SFT may show a variable clinical course with the majority of the patients being cured by surgical excision and the rest developing recurrences and metastases despite adjuvant therapy (Demicco et al. 2020; Fletcher et al. 2013). Mediastinal SFTs tend to follow a more aggressive course due to their complicated location that may hamper complete surgical resection (Fletcher et al. 2013; Den Bakker et al. 2015; De Raet et al. 2008). The prognosis is partially related to morphological features. Malignant SFT can arise de-novo or from malignant transformation of SFT (Yamada et al. 2019). The pathological criteria for malignancy as proposed by England et al. in SFT: Mitosis > 4 mitosis / 10hpf, high cellularity, cellular pleomorphism and necrosis were all present in the index case (England et al. 1989).

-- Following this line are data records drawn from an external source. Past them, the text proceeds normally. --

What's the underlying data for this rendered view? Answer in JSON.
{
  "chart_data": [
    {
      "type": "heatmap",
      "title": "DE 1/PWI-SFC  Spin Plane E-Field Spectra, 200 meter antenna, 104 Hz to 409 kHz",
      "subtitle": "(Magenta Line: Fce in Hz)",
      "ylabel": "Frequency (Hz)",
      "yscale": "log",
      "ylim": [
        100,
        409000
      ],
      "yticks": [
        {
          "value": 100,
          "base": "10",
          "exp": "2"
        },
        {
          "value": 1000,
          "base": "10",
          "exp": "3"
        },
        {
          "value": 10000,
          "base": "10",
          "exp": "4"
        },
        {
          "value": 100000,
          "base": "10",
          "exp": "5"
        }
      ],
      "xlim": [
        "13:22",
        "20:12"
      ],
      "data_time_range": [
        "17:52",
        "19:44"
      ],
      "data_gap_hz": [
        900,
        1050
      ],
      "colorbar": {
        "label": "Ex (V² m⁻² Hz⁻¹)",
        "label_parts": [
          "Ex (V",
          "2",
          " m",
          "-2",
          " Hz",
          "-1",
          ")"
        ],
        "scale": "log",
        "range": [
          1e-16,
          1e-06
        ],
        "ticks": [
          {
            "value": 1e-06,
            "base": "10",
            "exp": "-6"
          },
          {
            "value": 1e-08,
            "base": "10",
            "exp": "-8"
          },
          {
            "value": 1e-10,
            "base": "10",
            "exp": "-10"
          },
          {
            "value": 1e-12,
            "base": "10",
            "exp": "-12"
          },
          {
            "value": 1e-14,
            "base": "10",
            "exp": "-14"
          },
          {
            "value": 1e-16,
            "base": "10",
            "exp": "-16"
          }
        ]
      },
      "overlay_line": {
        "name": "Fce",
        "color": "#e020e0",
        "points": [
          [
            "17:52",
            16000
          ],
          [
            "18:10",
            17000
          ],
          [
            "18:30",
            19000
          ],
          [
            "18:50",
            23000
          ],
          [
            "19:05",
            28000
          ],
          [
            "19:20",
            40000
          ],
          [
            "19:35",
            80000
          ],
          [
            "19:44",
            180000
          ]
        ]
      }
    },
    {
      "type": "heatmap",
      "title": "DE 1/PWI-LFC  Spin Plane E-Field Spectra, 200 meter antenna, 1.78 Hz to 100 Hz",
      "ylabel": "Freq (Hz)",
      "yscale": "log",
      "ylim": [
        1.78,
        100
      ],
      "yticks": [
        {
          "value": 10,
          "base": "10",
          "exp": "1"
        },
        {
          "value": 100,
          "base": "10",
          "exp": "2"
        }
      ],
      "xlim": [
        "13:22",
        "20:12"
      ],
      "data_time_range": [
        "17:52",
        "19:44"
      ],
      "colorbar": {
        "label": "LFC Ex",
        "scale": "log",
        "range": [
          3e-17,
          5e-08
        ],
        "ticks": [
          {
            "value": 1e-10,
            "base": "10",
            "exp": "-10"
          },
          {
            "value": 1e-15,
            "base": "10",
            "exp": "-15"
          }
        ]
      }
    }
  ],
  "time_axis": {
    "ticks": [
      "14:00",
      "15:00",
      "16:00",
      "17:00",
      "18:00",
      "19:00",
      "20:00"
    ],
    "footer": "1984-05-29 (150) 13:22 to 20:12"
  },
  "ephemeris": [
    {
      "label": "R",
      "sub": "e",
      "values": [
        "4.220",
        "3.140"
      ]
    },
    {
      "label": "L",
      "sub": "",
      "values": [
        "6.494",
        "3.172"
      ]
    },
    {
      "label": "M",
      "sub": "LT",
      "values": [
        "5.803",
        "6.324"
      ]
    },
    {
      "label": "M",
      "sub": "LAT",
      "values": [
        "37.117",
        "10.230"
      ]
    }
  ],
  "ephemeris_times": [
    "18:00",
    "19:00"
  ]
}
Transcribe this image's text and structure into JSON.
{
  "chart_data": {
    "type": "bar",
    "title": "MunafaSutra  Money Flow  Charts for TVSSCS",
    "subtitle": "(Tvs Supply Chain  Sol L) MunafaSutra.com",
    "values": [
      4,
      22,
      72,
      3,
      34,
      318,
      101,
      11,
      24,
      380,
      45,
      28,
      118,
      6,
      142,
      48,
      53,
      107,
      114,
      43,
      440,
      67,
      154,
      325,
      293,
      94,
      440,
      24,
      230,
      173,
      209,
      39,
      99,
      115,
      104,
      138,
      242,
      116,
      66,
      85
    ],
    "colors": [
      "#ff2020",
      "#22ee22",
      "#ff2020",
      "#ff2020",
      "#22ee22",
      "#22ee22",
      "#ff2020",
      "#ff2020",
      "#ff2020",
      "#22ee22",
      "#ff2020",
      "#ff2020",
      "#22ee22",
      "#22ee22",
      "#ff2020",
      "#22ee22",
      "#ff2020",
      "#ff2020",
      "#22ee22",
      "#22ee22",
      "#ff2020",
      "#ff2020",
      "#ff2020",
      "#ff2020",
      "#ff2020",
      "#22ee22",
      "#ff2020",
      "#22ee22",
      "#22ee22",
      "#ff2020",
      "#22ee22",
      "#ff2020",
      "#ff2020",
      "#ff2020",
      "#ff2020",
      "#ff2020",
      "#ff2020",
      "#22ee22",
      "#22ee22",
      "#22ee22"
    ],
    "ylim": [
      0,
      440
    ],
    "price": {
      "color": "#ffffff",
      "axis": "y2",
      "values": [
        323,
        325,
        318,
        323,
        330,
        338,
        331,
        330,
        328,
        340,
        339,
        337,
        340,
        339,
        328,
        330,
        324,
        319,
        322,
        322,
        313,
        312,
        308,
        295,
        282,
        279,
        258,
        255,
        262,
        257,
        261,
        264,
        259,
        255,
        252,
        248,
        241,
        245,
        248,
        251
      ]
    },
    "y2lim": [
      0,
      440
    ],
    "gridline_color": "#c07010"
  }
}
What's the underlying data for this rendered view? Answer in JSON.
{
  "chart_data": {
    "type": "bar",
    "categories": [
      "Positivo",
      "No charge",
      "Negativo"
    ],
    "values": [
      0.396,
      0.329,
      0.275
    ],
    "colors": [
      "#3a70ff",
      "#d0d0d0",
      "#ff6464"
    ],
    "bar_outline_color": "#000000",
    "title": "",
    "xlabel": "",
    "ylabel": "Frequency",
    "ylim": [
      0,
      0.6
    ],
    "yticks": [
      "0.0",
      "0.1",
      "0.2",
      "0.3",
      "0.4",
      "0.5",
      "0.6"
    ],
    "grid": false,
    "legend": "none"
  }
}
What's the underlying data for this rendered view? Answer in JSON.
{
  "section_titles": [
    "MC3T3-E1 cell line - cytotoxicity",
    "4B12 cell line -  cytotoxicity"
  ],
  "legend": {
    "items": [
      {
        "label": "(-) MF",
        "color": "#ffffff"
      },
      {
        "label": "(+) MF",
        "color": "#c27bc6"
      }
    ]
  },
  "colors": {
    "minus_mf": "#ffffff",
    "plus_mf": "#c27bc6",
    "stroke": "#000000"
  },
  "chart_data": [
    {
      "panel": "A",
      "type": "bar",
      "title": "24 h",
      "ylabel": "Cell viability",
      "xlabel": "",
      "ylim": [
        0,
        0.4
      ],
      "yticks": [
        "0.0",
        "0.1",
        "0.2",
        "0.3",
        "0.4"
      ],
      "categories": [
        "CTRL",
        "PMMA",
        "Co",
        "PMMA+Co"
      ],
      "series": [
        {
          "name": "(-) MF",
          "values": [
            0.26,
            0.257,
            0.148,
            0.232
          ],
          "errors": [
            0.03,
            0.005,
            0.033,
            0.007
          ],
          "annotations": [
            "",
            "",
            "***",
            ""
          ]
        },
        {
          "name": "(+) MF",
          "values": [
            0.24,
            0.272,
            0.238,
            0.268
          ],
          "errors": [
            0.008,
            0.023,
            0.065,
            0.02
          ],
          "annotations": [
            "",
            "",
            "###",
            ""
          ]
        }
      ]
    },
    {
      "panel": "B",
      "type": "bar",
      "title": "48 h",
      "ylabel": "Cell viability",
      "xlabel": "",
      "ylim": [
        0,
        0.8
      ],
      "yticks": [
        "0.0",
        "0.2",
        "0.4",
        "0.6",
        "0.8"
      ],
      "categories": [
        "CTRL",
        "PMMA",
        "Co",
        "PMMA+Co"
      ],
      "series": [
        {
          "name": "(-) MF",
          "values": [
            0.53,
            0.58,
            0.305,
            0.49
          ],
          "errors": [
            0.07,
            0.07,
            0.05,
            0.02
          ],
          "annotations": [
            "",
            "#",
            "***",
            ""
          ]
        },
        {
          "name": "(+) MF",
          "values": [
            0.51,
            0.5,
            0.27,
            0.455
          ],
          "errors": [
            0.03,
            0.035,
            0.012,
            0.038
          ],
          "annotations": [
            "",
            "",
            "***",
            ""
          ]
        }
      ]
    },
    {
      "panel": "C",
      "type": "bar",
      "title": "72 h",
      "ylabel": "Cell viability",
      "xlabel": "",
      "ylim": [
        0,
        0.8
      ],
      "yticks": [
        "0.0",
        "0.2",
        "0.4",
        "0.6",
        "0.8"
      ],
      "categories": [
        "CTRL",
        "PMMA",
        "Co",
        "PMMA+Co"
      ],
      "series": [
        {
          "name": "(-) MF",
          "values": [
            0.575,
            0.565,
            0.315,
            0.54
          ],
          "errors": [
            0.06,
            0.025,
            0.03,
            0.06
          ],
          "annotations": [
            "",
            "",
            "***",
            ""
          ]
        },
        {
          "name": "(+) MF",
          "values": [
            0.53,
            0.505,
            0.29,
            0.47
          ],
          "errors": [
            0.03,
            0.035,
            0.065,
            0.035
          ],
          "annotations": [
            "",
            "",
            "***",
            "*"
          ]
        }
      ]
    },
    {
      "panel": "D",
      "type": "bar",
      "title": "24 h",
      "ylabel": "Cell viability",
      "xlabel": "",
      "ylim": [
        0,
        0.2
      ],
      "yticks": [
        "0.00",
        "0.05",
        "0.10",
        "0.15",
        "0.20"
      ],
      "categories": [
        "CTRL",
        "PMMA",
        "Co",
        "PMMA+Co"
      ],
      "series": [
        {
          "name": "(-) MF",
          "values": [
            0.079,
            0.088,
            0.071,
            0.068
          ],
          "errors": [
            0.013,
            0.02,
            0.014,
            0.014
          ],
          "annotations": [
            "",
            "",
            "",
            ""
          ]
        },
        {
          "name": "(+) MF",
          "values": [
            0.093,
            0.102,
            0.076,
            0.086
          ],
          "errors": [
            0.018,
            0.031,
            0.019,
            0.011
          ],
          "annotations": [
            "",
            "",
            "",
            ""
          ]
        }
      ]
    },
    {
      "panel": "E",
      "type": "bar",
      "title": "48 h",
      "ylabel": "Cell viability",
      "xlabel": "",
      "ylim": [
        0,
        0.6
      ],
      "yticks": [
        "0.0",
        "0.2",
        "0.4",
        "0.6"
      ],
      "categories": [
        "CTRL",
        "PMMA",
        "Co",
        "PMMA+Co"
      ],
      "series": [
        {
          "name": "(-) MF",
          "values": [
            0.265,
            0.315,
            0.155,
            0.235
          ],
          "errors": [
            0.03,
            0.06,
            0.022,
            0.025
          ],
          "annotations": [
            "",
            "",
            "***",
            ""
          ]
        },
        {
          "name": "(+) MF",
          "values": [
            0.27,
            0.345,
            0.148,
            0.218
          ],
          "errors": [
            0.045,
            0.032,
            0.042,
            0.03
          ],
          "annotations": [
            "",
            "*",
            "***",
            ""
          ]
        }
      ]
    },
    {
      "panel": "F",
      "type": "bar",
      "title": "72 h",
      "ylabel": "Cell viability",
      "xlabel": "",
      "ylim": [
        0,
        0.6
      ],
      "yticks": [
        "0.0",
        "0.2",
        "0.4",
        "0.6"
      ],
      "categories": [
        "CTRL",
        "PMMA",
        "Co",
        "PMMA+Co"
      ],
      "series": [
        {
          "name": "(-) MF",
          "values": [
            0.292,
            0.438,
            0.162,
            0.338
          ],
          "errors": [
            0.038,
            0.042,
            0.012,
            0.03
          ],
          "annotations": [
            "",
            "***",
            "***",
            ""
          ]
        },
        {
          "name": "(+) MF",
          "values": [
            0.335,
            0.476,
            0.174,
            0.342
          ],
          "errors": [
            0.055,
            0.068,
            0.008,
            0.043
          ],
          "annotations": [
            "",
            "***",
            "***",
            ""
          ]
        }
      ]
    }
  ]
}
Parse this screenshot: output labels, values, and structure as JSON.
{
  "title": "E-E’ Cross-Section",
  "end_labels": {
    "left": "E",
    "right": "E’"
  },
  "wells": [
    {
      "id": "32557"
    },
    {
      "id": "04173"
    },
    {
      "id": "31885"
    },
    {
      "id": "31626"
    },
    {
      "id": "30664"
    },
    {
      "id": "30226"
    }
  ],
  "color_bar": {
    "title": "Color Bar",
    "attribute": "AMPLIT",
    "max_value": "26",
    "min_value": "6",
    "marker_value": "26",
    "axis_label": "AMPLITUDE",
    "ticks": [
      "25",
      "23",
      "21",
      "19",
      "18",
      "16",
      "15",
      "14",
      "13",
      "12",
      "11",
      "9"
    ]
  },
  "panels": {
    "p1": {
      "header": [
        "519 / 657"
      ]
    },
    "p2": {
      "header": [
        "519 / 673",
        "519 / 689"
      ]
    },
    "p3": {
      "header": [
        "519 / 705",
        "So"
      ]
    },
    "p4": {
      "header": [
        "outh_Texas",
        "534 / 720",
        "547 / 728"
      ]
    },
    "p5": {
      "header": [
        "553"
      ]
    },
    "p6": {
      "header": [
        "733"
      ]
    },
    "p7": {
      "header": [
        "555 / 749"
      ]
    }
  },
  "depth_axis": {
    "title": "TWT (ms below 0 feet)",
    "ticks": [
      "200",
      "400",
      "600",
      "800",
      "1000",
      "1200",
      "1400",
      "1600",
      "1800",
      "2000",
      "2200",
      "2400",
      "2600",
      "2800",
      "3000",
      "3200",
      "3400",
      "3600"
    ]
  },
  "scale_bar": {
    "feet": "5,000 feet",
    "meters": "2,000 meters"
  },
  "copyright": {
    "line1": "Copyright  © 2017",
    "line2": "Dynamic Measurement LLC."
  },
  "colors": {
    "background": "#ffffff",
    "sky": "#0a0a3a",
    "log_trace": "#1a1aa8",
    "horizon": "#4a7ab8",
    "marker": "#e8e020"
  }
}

New models for predicting metastatic risk are now being proposed incorporating patient age(< or ≥ 55 years), mitotic count (0, 1–3 and > 4 mitosis/10hpf), tumour size (< 5, 5- < 10,10- ≤ 15, > 15 cm) with each factor assigned a score of 0–3. The overall score predicts low (0–2 points), intermediate (3–4 points) and high (5–6 points) risk for metastasis. The four-tier model incorporates necrosis as an additional factor (Demicco et al. 2012, 2017). Our case developed local recurrence with adjuvant therapy adding little benefit and succumbed to the disease in a short time demonstrating poor survival and aggressive behaviour in case of malignant SFT at the uncommon location.

Conclusion

To conclude, despite rarity in the mediastinum, SFT can be recognized based on usual histomorphology and immunophenotypic profile. Use of specific markers i.e., STAT6 clinched the diagnosis in the index case. Diagnosis of malignant SFT can be challenging at an uncommon location, especially when there is a variable expression of various nonspecific IHC markers.